Confidence Intervals
Calculating confidence intervals allows estimation of a population parameter with an associated level of confidence. For example, given a sample mean and known population standard deviation, the interval is calculated using the z-distribution. When the population standard deviation is unknown and the sample size is small or moderate, the t-distribution is used. For instance, in assessing the average trash weight of households, the sample mean and standard deviation determine the confidence interval, considering the sample size and data distribution. The formula for a confidence interval generally involves the sample statistic plus or minus a margin of error, which accounts for variability and desired confidence level.
Hypothesis Testing
Hypothesis testing evaluates claims about population parameters. For example, testing whether the average wait time is less than five minutes involves formulating null and alternative hypotheses, calculating a test statistic (z or t), and comparing it to critical values at a specified significance level (α). If the test statistic exceeds the critical value, the null hypothesis is rejected. This process is crucial in quality control, customer satisfaction analysis, and market analysis, providing evidence to accept or reject claims based on data.
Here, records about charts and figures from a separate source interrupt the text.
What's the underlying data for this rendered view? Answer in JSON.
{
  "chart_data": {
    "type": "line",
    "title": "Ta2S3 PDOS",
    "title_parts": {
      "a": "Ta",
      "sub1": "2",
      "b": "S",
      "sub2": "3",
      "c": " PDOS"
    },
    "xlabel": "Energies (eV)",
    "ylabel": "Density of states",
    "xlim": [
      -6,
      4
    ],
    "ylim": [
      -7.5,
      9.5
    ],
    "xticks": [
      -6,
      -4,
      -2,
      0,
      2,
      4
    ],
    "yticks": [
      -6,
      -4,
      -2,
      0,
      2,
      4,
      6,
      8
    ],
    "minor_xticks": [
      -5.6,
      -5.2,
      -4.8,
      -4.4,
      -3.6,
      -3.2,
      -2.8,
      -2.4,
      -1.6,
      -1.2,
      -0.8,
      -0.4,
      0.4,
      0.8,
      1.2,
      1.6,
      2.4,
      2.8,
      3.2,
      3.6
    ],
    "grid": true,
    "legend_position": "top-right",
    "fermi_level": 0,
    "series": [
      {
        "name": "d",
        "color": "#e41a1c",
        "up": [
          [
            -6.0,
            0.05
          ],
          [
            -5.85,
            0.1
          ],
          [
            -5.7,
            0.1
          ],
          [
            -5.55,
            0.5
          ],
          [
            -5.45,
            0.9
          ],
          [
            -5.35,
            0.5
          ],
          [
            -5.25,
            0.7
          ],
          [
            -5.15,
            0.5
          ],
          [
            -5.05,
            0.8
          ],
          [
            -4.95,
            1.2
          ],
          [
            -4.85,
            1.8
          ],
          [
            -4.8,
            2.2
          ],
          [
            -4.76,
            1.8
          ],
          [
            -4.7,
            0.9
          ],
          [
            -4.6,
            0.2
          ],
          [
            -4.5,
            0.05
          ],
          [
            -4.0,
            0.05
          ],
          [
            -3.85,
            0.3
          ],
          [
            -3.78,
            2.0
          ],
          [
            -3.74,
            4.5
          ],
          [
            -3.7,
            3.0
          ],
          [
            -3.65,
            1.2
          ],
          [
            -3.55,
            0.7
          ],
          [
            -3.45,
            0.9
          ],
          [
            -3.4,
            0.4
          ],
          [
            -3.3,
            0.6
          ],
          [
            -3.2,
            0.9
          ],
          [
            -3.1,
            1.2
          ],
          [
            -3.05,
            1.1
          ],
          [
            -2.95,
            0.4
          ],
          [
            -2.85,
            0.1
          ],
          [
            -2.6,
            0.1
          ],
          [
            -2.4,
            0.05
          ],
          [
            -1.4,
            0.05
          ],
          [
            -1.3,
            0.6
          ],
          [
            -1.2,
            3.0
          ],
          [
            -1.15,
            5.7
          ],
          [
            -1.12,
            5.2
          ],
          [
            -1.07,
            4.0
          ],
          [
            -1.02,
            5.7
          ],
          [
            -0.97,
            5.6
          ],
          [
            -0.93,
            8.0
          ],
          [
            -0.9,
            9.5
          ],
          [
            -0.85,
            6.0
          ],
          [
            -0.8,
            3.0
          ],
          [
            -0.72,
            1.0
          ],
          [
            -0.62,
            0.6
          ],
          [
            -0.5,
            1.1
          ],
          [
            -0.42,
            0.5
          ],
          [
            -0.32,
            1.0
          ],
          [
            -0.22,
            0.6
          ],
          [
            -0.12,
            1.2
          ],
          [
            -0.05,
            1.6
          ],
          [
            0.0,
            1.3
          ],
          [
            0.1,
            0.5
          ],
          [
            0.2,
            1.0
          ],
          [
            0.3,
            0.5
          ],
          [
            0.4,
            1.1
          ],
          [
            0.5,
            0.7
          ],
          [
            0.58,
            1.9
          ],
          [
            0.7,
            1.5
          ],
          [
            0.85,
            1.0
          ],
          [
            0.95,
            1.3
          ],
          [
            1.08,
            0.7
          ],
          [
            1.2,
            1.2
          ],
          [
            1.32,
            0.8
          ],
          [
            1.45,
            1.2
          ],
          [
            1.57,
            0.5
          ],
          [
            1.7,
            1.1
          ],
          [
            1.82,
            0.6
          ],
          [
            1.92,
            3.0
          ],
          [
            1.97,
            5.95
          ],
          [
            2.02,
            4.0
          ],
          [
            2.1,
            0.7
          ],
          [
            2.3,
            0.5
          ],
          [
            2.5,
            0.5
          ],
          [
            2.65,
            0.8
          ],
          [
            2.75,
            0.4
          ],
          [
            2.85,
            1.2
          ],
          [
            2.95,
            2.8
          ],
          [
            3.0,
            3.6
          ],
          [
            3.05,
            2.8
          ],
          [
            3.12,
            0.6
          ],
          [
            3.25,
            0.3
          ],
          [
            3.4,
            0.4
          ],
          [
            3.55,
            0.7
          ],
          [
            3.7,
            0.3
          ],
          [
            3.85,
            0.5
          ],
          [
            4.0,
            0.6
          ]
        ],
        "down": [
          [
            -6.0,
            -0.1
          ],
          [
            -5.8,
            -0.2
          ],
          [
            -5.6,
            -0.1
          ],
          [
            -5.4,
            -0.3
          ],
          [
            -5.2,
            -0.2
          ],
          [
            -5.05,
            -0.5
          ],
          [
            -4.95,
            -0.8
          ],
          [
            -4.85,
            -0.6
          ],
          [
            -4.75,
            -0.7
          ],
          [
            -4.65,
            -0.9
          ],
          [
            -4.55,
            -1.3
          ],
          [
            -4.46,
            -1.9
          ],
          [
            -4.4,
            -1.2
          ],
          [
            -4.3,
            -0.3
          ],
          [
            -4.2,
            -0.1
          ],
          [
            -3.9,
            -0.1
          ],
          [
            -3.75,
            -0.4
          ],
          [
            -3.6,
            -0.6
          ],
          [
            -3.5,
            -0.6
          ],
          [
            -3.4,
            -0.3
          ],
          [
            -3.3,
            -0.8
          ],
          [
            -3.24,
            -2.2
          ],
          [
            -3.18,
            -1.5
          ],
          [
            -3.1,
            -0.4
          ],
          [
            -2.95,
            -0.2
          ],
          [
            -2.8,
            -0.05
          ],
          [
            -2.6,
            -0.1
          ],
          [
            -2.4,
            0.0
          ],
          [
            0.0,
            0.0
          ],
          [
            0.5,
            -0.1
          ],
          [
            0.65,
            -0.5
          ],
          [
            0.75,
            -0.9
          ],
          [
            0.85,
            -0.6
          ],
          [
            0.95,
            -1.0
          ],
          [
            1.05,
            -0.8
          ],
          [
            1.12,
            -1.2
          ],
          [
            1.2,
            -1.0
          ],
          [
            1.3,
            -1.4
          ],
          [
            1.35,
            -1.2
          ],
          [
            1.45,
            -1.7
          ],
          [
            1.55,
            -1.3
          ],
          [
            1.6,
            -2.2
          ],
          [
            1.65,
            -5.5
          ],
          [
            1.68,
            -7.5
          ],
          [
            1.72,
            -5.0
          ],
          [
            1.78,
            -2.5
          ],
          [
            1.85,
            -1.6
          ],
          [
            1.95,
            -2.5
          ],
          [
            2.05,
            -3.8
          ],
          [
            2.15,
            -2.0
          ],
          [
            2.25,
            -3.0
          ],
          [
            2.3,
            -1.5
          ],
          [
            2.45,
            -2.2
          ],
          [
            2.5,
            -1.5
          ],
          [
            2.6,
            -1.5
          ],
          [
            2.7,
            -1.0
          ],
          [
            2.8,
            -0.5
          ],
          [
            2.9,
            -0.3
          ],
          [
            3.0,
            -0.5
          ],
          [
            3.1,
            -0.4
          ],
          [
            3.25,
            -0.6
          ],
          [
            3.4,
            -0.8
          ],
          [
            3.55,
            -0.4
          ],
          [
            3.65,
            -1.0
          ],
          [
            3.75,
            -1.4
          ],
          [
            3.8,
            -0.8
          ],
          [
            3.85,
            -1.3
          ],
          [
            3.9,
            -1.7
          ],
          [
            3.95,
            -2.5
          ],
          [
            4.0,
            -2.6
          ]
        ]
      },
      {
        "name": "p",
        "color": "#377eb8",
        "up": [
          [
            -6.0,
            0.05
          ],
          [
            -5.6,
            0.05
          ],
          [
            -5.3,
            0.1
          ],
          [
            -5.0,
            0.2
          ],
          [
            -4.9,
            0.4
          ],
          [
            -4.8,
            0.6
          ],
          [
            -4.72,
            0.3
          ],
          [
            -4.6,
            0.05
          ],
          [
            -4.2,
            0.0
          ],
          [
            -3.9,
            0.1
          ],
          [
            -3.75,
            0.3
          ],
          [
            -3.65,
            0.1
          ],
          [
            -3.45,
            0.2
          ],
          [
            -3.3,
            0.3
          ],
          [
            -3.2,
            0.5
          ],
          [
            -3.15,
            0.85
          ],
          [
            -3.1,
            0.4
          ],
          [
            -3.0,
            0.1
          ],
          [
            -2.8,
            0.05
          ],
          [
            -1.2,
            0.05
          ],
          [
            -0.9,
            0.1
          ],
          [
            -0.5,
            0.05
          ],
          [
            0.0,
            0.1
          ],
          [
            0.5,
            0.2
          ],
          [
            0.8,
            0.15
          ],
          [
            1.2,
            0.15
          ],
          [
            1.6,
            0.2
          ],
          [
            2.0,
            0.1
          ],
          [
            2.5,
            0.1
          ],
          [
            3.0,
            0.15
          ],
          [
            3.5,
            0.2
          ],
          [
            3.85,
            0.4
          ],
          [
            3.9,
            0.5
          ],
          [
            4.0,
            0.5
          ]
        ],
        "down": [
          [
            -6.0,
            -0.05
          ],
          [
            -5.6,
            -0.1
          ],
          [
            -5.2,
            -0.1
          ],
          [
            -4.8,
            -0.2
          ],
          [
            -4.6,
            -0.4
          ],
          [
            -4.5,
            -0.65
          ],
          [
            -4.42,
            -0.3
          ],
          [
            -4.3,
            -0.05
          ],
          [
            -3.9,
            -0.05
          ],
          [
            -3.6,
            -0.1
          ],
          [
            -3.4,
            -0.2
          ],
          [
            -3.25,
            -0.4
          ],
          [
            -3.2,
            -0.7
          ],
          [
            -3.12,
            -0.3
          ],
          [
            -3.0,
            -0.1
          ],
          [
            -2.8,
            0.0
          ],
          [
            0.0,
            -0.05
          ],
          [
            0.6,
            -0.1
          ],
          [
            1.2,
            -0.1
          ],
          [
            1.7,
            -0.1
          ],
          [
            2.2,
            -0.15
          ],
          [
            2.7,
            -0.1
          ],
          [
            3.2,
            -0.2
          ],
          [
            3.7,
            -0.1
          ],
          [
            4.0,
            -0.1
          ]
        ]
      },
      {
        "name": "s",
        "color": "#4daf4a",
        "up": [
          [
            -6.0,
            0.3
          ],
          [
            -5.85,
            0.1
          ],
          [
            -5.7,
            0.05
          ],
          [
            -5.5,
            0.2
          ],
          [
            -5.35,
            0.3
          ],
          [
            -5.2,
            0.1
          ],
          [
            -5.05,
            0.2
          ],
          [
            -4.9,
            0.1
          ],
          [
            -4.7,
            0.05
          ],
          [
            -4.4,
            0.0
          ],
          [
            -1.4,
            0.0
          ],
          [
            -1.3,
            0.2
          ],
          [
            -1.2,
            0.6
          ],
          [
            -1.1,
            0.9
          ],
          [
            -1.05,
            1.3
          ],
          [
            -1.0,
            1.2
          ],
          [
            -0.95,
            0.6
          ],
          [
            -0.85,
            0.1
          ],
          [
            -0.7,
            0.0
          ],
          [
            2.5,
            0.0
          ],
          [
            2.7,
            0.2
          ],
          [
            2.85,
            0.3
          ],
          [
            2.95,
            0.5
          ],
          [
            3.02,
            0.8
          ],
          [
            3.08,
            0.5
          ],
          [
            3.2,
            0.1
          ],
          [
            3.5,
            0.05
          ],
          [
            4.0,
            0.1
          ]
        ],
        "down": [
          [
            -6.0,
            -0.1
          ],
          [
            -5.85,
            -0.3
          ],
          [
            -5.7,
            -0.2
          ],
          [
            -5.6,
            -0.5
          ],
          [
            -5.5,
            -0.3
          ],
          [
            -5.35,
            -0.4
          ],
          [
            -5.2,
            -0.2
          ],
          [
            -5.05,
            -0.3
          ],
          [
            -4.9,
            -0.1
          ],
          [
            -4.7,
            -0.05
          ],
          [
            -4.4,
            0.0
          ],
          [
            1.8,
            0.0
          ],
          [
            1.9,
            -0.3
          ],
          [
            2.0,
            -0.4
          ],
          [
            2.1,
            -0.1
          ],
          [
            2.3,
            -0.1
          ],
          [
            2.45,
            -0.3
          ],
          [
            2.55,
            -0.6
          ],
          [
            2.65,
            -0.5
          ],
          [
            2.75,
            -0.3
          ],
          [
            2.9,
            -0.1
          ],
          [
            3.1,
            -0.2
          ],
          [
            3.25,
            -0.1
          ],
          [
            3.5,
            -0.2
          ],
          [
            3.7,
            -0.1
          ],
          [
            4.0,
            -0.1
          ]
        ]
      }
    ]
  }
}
Decision Theory and Application
Decision theory guides choosing among alternatives under uncertainty, often by calculating expected values or regrets. For example, in selecting a tire prototype, the manufacturer evaluates the probabilistic outcomes and chooses the design that maximizes expected profit or minimizes regret. The optimistic approach focuses on the best possible outcome, the pessimist on the worst, and the minimax regret strategy aims to minimize potential regret.
Conclusion
Understanding sampling techniques, confidence intervals, hypothesis testing, and decision theory equips statisticians and decision-makers with essential tools for data analysis and informed decision-making. Proper application of these methods leads to more accurate insights, better resource allocation, and effective strategies in various fields, including business, healthcare, and manufacturing.
References
- Agresti, A., & Franklin, C. (2017). Statistics: The Art and Science of Learning from Data. Pearson.
- Bluman, A. G. (2018). Elementary Statistics: A Step By Step Approach. McGraw-Hill Education.
- Casella, G., & Berger, R. L. (2002). Statistical Inference (2nd ed.). Duxbury Press.
- Loftus, T. (2010). Regression Modeling Strategies. Springer.
- Moore, D. S., McCabe, G. P., & Craig, B. A. (2012). Introduction to the Practice of Statistics. W. H. Freeman.
- Rosenbaum, P. R. (2002). Observational Studies. Springer.
- Sheldon, L. (2014). Decision Analysis for the Professional. CRC Press.
- Wasserman, L. (2004). All of Statistics. Springer.
- Zar, J. H. (2010). Biostatistical Analysis. Pearson.
- Siegel, S., & Castellan, N. J. (1988). Nonparametric Statistics for the Behavioral Sciences. McGraw-Hill.